The group now has six hardware and software hackers with extensive experience dedicated to this control. It would be easy for them to go down by cutting rabbit holes for months at a time, producing all aspects of a given product. So Red Team X designed an admissions process that encourages Facebook employees to articulate specific questions that have, “Is the data stored on this device heavily encrypted?” say or “Does this cloud container strictly manage access controls?” Anything that gives clues as to what vulnerabilities would cause Facebook the biggest headaches.

“I’m a huge nerd about these things and the people I work with have the same tendencies,” Ionescu says, “so if we don’t have specific questions we’ll spend six months looking for it and that’s not so helpful.”

On January 13, Red Team X publicly disclosed a vulnerability for the first time, a problem with Cisco’s AnyConnect VPN that has since been fixed.
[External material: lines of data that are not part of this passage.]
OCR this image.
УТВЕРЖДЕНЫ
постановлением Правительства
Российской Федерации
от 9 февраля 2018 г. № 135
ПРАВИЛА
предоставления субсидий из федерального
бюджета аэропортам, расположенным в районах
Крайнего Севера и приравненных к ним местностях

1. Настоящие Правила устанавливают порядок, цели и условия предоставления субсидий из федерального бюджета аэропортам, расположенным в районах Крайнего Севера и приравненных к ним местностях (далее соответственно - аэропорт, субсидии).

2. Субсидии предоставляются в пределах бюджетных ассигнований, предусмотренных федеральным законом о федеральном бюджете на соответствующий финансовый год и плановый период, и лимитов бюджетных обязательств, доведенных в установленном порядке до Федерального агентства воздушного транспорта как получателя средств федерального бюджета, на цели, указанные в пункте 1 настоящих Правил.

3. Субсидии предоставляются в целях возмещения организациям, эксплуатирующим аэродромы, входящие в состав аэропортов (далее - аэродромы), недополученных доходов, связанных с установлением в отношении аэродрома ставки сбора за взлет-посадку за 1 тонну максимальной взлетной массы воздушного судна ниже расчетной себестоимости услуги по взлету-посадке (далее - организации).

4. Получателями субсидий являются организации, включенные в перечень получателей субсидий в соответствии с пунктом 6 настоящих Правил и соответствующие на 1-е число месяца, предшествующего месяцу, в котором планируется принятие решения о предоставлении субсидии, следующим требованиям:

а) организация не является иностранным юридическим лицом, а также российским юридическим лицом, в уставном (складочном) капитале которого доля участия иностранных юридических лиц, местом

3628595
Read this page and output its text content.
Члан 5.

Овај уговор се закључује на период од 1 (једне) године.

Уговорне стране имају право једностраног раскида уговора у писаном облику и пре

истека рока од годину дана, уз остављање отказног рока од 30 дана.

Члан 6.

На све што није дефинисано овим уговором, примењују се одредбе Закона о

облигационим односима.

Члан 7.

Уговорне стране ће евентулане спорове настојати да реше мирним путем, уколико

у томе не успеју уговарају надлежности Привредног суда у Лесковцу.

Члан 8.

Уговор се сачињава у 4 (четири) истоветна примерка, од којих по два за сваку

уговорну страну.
Two more come out today. The first is an error in the Amazon Web Services cloud that involved the PowerShell module of an AWS service. PowerShell is a Windows management tool that can execute commands; the team found that the module would accept PowerShell scripts from users who should not have been able to make these entries. The vulnerability would have been difficult to exploit, because an unauthorized script would only run after the system reboot, which users probably could not activate. But the researchers noted that it may be possible for any user to request a reboot by presenting an assistance ticket. AWS fixed the defect.

The other new disclosure consists of two vulnerabilities in a power systems controller from industrial control manufacturer Eltek called Smartpack R Controller. The device controls different power flows and essentially acts as the brain behind an operation. If it is connected to, for example, mains line voltage, a generator, and the battery backs up, it may detect a shutdown or shutdown and switch the system power to the batteries. Or on a day when the network is working properly, you may notice that the batteries are low and start charging.